Clearly, the hypothetical example is absurd, but it is useful to illustrate that the idea of a post-industrial society is even more absurd.

But many progressives and liberals defend Reich by arguing that the loss of manufacturing jobs is driven largely by higher manufacturing productivity. It is an argument Reich himself makes in the his article. But this higher productivity argument is a smokescreen for hiding the fact that over half the world's population still does not have access to clean drinking water, sanitary waste disposal, proper medical care, and other goods and services we westerners take for granted. Have you never seen those pictures of people lined up at a water source with a strange variety of plastic and steel containers to collect water and trudge home with it? Try sitting down and figuring out what the bill of goods is for a water and sanitation system for a town of 10,000, including all the piping and faucets in each residence.

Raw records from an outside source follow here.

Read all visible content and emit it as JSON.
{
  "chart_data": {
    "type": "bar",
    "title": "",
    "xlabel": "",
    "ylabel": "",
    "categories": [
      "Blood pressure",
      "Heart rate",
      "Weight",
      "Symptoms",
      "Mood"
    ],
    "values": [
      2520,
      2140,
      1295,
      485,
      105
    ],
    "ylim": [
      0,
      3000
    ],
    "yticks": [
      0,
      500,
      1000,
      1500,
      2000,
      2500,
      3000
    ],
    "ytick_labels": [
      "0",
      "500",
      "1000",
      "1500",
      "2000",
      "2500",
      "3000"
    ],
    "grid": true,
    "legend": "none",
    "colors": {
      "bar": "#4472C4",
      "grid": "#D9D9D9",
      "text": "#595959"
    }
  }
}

Take, for example, the tons of steel required, divide it by 10,000 for a per capita figure. Then multiply it by 3.5 billion. There is not enough steel production capacity in the entire world to do what is actually required.
And we haven't even addressed the problems of transforming all the economies of the world to deal with peak oil and global climate change. What do you think is going to be required just in the U.S. to entirely replace the retail gasoline distribution system? Or if you shut down every nuclear power plant and fossil-fueled power plant in the world, do you really propose that most people just do without electricity for hours or even days? What is required to replace all those power plants with wind turbines and solar cells and other forms of more environmentally benign forms of energy generation?
From a diary of mine in May 2008, Can the U.S. achieve 20% wind energy by 2030?:

In 2007, there were 3,188 new wind turbines installed in the United States, for an additional 5,244 MW capacity. These required 9,564 rotor blades; 17,425 miles of steel rebar, between two and three percent of total U.S. steel production, and 805,000 cubic yards of concrete. The total weight of a wind turbine is 230 to 340 tons. 89.1 percent of that is steel. 5.8% is glass-reinforced plastic (almost all for the rotor blades); 1.6% is copper, 1.3% concrete, and 1.1% is adhesives. The remaining 0.4% is aluminum and various other materials. These ratios are expected to shift slightly as designs are refined and new materials, such as advanced permanent magnets, are introduced.
So, the entire "higher productivity" argument is a nothing but a propagandistic rationalization to protect the predatory bastards who do not want to reorganize the world's financial and monetary systems to actually fund what the world's people actually need to be built if we are to survive as a species.